Thursday, August 1, 2019

Back to the Classics #19

I read this book for the 2019 Back to the Classics Reading Challenge.

Classic Comic Novel. Sadly, I have the reputation for being a funny guy so it’s disconcerting when I say what I think are serious things in meetings and people laugh. Most disconcerting. So along with a reputation I wouldn’t wish on anybody, I have excruciatingly  high standards when it comes to comic novels. They can be too mean, like Waugh’s Vile Bodies. Too bitter and relentless like Catch-22. Too silly like Three Men in a Boat. Too fey like Thank You, Jeeves. Too affected like Cat’s Cradle. My patience seeps away with a satire sized beyond a novelette – see Waugh’s The Loved One or Dahl’s My Uncle Oswald, both of which are worth reading but feel long at the three-quarter point. Henry Cecil (said “sehsil”, not “seesil”) is good because his comic novels are always the right length.

The Asking Price – Henry Cecil

In Just within the Law, Cecil describes his writing with, “The basis of my stories is the occurrence of an extremely improbable event, followed by completely logical action by all the characters in the story.”

In this comic novel, the extremely improbable event comes out of a situation.  In a London neighborhood in the mid-Sixties, Ronald Holbrook lives on a small competence that he built from lucrative dealings on the black market right after WWII. The house bought on the ill-gotten proceeds has been his home for twenty years. At fifty-seven, he finds himself unmarried and unlikely to marry. However, seventeen-year-old Jane Doughty, the daughter of his next-door neighbors, has been infatuated with him literally her entire life. Her single goal in life – her steely obsession - is to be married to her Ronnieboy.
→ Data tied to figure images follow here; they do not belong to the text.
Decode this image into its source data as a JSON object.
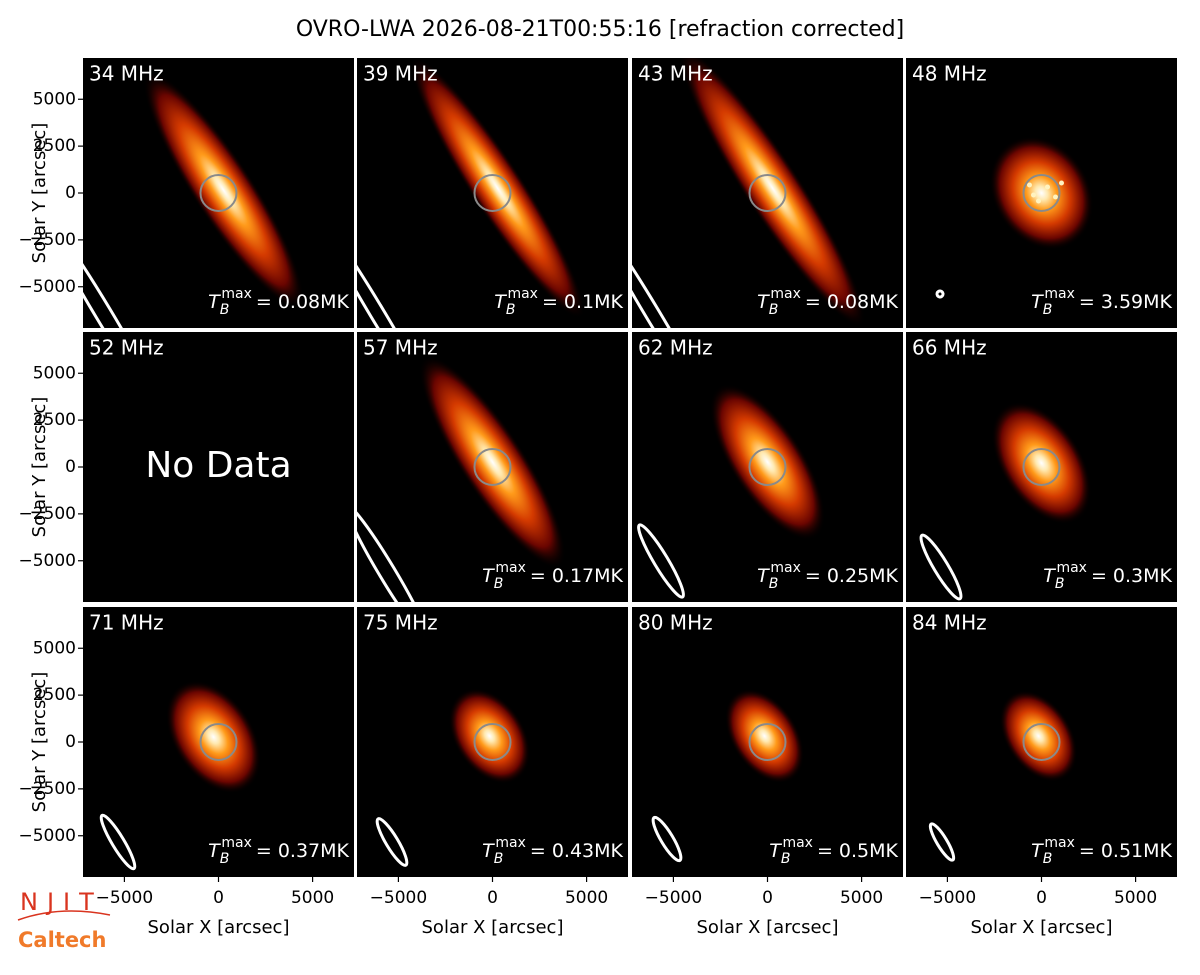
{
  "title": "OVRO-LWA 2026-08-21T00:55:16 [refraction corrected]",
  "logos": {
    "njit": "NJIT",
    "caltech": "Caltech"
  },
  "chart_data": {
    "type": "image-grid",
    "xlabel": "Solar X [arcsec]",
    "ylabel": "Solar Y [arcsec]",
    "xlim": [
      -7200,
      7200
    ],
    "ylim": [
      -7200,
      7200
    ],
    "xticks": [
      {
        "value": -5000,
        "label": "−5000"
      },
      0,
      5000
    ],
    "yticks": [
      {
        "value": -5000,
        "label": "−5000"
      },
      {
        "value": -2500,
        "label": "−2500"
      },
      0,
      2500,
      5000
    ],
    "colormap": "hot",
    "panels": [
      {
        "title": "34 MHz",
        "tb_max": {
          "symbol": "T",
          "sub": "B",
          "sup": "max",
          "text": "= 0.08MK"
        }
      },
      {
        "title": "39 MHz",
        "tb_max": {
          "symbol": "T",
          "sub": "B",
          "sup": "max",
          "text": "= 0.1MK"
        }
      },
      {
        "title": "43 MHz",
        "tb_max": {
          "symbol": "T",
          "sub": "B",
          "sup": "max",
          "text": "= 0.08MK"
        }
      },
      {
        "title": "48 MHz",
        "tb_max": {
          "symbol": "T",
          "sub": "B",
          "sup": "max",
          "text": "= 3.59MK"
        }
      },
      {
        "title": "52 MHz",
        "note": "No Data"
      },
      {
        "title": "57 MHz",
        "tb_max": {
          "symbol": "T",
          "sub": "B",
          "sup": "max",
          "text": "= 0.17MK"
        }
      },
      {
        "title": "62 MHz",
        "tb_max": {
          "symbol": "T",
          "sub": "B",
          "sup": "max",
          "text": "= 0.25MK"
        }
      },
      {
        "title": "66 MHz",
        "tb_max": {
          "symbol": "T",
          "sub": "B",
          "sup": "max",
          "text": "= 0.3MK"
        }
      },
      {
        "title": "71 MHz",
        "tb_max": {
          "symbol": "T",
          "sub": "B",
          "sup": "max",
          "text": "= 0.37MK"
        }
      },
      {
        "title": "75 MHz",
        "tb_max": {
          "symbol": "T",
          "sub": "B",
          "sup": "max",
          "text": "= 0.43MK"
        }
      },
      {
        "title": "80 MHz",
        "tb_max": {
          "symbol": "T",
          "sub": "B",
          "sup": "max",
          "text": "= 0.5MK"
        }
      },
      {
        "title": "84 MHz",
        "tb_max": {
          "symbol": "T",
          "sub": "B",
          "sup": "max",
          "text": "= 0.51MK"
        }
      }
    ]
  }
}
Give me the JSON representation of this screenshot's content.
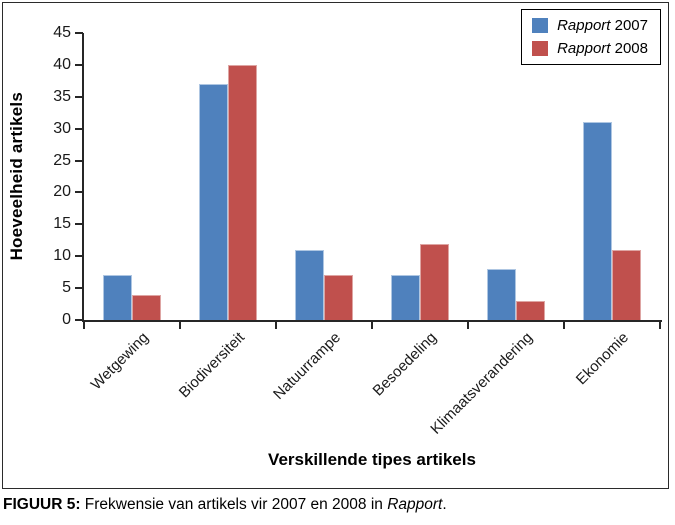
{
  "chart_data": {
    "type": "bar",
    "categories": [
      "Wetgewing",
      "Biodiversiteit",
      "Natuurrampe",
      "Besoedeling",
      "Klimaatsverandering",
      "Ekonomie"
    ],
    "series": [
      {
        "name": "Rapport 2007",
        "name_parts": [
          {
            "text": "Rapport",
            "italic": true
          },
          {
            "text": " 2007",
            "italic": false
          }
        ],
        "color": "#4F81BD",
        "values": [
          7,
          37,
          11,
          7,
          8,
          31
        ]
      },
      {
        "name": "Rapport 2008",
        "name_parts": [
          {
            "text": "Rapport",
            "italic": true
          },
          {
            "text": " 2008",
            "italic": false
          }
        ],
        "color": "#C0504D",
        "values": [
          4,
          40,
          7,
          12,
          3,
          11
        ]
      }
    ],
    "title": "",
    "xlabel": "Verskillende tipes artikels",
    "ylabel": "Hoeveelheid artikels",
    "ylim": [
      0,
      45
    ],
    "ytick_step": 5,
    "yticks": [
      0,
      5,
      10,
      15,
      20,
      25,
      30,
      35,
      40,
      45
    ],
    "grid": false,
    "legend_position": "top-right"
  },
  "caption": {
    "parts": [
      {
        "text": "FIGUUR 5:",
        "bold": true
      },
      {
        "text": " Frekwensie van artikels vir 2007 en 2008 in "
      },
      {
        "text": "Rapport",
        "italic": true
      },
      {
        "text": "."
      }
    ]
  }
}
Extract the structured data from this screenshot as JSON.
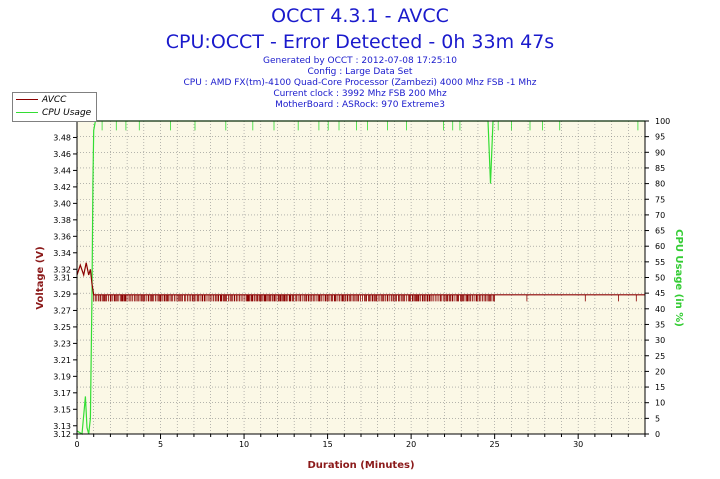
{
  "header": {
    "title": "OCCT 4.3.1 - AVCC",
    "subtitle": "CPU:OCCT - Error Detected - 0h 33m 47s",
    "info_lines": [
      "Generated by OCCT : 2012-07-08 17:25:10",
      "Config : Large Data Set",
      "CPU : AMD FX(tm)-4100 Quad-Core Processor (Zambezi) 4000 Mhz FSB -1 Mhz",
      "Current clock : 3992 Mhz FSB 200 Mhz",
      "MotherBoard : ASRock: 970 Extreme3"
    ]
  },
  "colors": {
    "avcc": "#8b0000",
    "cpu": "#33dd33",
    "plot_bg": "#fbf8e6",
    "grid": "#8a8a8a",
    "title": "#1a1acc",
    "axis_label_left": "#8b1a1a",
    "axis_label_right": "#33cc33"
  },
  "chart_data": {
    "type": "line",
    "title": "OCCT 4.3.1 - AVCC",
    "xlabel": "Duration (Minutes)",
    "ylabel": "Voltage (V)",
    "y2label": "CPU Usage (in %)",
    "xlim": [
      0,
      34
    ],
    "ylim": [
      3.12,
      3.5
    ],
    "y2lim": [
      0,
      100
    ],
    "x_ticks": [
      0,
      5,
      10,
      15,
      20,
      25,
      30
    ],
    "y_ticks": [
      3.12,
      3.13,
      3.15,
      3.17,
      3.19,
      3.21,
      3.23,
      3.25,
      3.27,
      3.29,
      3.31,
      3.32,
      3.34,
      3.36,
      3.38,
      3.4,
      3.42,
      3.44,
      3.46,
      3.48
    ],
    "y2_ticks": [
      0,
      5,
      10,
      15,
      20,
      25,
      30,
      35,
      40,
      45,
      50,
      55,
      60,
      65,
      70,
      75,
      80,
      85,
      90,
      95,
      100
    ],
    "grid": true,
    "legend_position": "top-left",
    "series": [
      {
        "name": "AVCC",
        "axis": "left",
        "x": [
          0,
          0.2,
          0.4,
          0.55,
          0.7,
          0.8,
          0.9,
          1.0,
          1.2,
          2,
          5,
          10,
          15,
          20,
          25,
          30,
          34
        ],
        "values": [
          3.313,
          3.325,
          3.313,
          3.328,
          3.313,
          3.32,
          3.302,
          3.289,
          3.289,
          3.289,
          3.289,
          3.289,
          3.289,
          3.289,
          3.289,
          3.289,
          3.289
        ],
        "fluctuation_low": 3.281,
        "fluctuation_range_x": [
          1.0,
          25.0
        ]
      },
      {
        "name": "CPU Usage",
        "axis": "right",
        "x": [
          0,
          0.3,
          0.5,
          0.6,
          0.7,
          0.8,
          0.9,
          0.95,
          1.0,
          1.1,
          1.3,
          5,
          10,
          15,
          20,
          24.6,
          24.75,
          24.9,
          25.5,
          30,
          34
        ],
        "values": [
          1,
          0,
          12,
          2,
          0,
          5,
          45,
          80,
          97,
          100,
          100,
          100,
          100,
          100,
          100,
          100,
          80,
          100,
          100,
          100,
          100
        ],
        "dip_low": 97
      }
    ]
  }
}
This situation is first comic, then gradually becomes discomfiting and sinister, and we get the extremely improbable event which precipitates another situation.

That’s all the story you’re getting out of me lest I spoil the surprising twists and turns that Cecil puts his characters through. Not only is Cecil gifted as to plotting and characterization (even the walk-ons live and breathe), but he builds suspense as skillfully as, say, Ruth Rendell. The dialogue is sharp and witty. Jane asks her Ronnieboy, who’s been putting off lovemaking, “Do virtuous women have fun? I don’t want to be like the Albert Memorial, all stuck up and nowhere to go.” I don’t wonder that many of his books were adopted for BBC Radio and he wrote plays too.

The only other practitioner of comic legal fiction that I can think of is John Mortimer and his excellent Rumpole stories. Cecil has more generosity and charity than Mortimer does; Cecil spends more time explaining British law. I can’t recommend Henry Cecil high enough for his lucid prose, original tale-spinning, brilliant characterization, deft plotting and spellbinding surprises.

More reviews of Henry Cecil novels
·         Independent Witness
·         Way and Means
·         Settled out of Court
·         According to the Evidence
·         The Painswick Line


1 comment:

  1. Humour is so tricky! I just read The Loved One and thought it pretty funny if a little cruel. If it had been longer, it would have been unbearable. But if a book can make me laugh out loud, I usually consider it a success.